BENTON’S VENTURE
CHAPTER I
TOM HAS AN IDEA
“Want to buy an automobile, son?”
Tom Benton smiled and shook his head.
“All right,” pursued the man good-naturedly. “I saw you looking at it, and I didn’t know but you might be wanting a good car. She’s a bargain.”
“Sort of—worn out, isn’t it?” asked Tom, moving around to a new point of view.

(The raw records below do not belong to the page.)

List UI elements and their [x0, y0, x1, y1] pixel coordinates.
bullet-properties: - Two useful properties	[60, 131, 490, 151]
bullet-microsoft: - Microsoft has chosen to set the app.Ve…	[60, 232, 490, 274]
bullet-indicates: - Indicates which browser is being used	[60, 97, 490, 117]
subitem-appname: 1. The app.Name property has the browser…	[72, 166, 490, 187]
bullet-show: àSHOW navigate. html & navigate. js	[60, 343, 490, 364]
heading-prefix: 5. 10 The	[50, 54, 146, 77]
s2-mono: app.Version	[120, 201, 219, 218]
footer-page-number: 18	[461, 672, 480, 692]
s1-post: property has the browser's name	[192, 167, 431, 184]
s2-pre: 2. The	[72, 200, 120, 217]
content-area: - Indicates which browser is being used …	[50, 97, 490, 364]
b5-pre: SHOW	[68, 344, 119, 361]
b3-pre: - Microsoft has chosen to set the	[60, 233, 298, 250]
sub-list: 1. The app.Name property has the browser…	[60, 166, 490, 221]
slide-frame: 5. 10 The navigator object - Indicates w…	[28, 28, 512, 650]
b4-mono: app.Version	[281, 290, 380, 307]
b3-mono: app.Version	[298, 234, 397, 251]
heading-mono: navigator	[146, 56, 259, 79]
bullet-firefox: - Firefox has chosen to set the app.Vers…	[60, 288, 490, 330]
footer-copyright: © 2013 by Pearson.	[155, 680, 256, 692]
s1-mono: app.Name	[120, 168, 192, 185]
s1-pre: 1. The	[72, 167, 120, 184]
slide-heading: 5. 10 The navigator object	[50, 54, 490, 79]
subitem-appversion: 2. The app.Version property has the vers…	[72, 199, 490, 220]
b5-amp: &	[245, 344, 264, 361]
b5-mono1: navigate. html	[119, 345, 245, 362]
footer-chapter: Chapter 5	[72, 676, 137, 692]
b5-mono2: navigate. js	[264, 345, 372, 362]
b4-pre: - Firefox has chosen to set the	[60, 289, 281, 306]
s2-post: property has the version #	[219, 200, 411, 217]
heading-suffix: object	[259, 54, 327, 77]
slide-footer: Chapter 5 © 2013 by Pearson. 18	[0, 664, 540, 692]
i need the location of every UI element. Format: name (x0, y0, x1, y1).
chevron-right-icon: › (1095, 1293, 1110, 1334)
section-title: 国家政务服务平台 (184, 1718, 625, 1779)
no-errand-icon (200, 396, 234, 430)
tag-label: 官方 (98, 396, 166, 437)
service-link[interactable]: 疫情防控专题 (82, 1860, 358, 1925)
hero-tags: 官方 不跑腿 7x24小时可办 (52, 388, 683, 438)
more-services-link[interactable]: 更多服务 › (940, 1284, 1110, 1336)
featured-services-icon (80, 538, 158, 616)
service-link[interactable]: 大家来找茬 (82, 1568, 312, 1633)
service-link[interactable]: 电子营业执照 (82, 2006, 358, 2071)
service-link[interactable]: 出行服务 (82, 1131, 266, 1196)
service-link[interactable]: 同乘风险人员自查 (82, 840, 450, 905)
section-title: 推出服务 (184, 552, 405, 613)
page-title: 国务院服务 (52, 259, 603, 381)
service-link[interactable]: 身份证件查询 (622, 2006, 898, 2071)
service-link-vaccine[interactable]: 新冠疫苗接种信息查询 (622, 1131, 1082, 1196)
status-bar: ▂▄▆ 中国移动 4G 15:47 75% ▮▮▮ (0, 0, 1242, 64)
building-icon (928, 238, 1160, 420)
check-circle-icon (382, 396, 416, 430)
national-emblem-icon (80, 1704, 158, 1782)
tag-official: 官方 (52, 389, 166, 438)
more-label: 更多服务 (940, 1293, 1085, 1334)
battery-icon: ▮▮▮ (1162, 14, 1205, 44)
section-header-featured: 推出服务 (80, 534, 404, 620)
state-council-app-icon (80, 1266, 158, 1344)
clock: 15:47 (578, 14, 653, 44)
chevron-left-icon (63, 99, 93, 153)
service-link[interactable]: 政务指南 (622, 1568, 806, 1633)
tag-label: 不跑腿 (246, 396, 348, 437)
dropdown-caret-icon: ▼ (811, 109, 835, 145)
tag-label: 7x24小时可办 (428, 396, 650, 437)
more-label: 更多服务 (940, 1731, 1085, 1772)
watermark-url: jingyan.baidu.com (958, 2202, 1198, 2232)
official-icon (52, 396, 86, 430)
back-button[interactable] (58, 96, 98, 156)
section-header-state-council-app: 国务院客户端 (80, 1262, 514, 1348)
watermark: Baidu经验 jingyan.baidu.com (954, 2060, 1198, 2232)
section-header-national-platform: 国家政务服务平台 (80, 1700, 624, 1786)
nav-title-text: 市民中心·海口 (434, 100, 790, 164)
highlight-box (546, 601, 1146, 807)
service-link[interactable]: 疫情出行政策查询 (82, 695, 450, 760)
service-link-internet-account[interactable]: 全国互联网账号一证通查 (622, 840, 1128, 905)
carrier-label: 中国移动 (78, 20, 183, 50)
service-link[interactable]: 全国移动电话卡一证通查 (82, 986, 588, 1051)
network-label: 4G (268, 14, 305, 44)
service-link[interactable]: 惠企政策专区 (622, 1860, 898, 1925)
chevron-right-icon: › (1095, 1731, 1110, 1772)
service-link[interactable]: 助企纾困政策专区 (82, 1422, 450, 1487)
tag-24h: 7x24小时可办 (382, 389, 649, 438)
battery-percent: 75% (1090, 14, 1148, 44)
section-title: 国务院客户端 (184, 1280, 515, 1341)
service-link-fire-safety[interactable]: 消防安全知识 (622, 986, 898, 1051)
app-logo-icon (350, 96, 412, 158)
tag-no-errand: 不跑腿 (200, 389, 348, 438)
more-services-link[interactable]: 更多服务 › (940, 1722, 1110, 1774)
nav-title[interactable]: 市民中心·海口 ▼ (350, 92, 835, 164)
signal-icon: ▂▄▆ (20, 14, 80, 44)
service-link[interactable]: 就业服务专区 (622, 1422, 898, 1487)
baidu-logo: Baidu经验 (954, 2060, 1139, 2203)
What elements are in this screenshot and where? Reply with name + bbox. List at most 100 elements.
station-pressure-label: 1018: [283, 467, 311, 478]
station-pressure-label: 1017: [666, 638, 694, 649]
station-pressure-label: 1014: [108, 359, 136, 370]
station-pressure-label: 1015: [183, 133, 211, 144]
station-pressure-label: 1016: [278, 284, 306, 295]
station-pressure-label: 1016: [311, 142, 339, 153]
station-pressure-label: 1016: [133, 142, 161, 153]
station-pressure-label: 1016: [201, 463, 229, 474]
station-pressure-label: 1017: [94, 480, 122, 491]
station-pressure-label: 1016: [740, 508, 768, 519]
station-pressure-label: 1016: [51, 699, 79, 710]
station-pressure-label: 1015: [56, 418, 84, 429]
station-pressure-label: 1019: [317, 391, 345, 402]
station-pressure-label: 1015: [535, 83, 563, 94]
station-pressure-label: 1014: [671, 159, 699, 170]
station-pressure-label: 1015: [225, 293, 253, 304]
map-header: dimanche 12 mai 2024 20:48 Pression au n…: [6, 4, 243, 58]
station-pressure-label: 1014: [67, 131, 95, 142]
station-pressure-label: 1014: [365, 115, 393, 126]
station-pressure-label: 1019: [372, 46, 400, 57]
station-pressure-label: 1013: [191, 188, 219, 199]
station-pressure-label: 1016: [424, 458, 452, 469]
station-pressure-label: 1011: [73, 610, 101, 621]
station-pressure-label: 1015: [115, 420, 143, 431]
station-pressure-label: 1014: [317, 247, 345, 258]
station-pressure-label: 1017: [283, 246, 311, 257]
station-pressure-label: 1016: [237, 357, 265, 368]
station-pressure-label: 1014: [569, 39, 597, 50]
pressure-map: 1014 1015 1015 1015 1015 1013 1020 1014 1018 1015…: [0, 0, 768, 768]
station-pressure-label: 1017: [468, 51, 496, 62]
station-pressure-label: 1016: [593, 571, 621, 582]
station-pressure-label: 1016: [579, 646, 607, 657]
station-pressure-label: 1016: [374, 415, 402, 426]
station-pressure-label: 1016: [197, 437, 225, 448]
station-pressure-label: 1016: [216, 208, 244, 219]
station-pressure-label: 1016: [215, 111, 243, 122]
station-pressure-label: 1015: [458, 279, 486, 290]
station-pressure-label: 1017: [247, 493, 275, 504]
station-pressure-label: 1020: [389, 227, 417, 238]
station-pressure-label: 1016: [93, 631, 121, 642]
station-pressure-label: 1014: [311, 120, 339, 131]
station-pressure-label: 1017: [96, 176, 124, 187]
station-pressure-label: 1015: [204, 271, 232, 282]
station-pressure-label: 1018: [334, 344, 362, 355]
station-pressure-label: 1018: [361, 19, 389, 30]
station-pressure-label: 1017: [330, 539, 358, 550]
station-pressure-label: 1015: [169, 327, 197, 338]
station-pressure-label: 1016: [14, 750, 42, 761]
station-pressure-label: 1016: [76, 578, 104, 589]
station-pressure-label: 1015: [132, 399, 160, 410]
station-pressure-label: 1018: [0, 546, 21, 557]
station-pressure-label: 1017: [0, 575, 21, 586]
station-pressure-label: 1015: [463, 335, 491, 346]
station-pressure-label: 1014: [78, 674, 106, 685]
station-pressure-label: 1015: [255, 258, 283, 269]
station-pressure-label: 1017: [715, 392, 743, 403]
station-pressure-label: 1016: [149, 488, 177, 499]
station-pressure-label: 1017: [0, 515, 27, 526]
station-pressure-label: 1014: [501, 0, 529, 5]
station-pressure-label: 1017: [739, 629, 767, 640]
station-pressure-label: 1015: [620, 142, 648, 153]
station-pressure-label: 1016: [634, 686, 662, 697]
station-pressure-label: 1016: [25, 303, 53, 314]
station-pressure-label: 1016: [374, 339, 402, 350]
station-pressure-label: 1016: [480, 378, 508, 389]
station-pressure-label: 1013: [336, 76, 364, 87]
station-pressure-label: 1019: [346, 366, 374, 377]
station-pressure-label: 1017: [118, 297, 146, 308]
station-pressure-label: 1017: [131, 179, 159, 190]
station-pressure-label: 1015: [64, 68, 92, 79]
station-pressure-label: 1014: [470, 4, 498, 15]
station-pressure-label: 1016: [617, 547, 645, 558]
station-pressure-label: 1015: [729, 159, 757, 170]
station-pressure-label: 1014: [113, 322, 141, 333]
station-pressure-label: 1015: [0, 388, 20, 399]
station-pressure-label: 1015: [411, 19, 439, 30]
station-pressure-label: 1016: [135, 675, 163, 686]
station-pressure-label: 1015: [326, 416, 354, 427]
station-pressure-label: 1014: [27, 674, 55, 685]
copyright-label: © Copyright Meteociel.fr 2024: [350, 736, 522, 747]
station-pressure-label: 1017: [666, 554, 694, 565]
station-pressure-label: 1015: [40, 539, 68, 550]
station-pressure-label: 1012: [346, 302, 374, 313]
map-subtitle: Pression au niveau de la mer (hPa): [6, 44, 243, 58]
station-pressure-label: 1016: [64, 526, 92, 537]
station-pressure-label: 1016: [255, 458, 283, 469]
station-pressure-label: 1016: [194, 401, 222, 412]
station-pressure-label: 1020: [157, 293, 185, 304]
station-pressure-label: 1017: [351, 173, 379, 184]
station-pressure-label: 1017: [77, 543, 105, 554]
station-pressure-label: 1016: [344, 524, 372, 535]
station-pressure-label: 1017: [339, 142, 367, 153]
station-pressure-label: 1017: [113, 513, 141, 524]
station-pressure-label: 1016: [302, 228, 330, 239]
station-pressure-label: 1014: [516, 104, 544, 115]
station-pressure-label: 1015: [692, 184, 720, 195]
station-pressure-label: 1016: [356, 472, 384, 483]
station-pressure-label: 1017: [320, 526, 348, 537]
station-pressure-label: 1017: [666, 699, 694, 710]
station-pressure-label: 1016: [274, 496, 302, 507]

“N-no, there’s life in her yet, I guess. ’Course she needs overhauling, as you might say, and some paint. But she’s got four whole cylinders, a good set of gears an’—an’ some other things. No, she ain’t as bad as she looks. If you hear of anyone looking for a bargain in a five-seat, twenty-two-horsepower automobile, you tell ’em to come and see me, son.”
“What do you want for her?” asked Tom.
The carriage dealer looked at him shrewdly, kicked one worn and tattered tire as if to satisfy himself that it wouldn’t come to pieces, and replied: “A hundred and fifty dollars takes her just as she stands, with top, side curtains, top cover an’—an’ I think there’s a jack under the hind seat.”
“I dare say that’s reasonable,” replied Tom doubtfully, “but I guess it would take a lot to put that car in running shape, wouldn’t it?”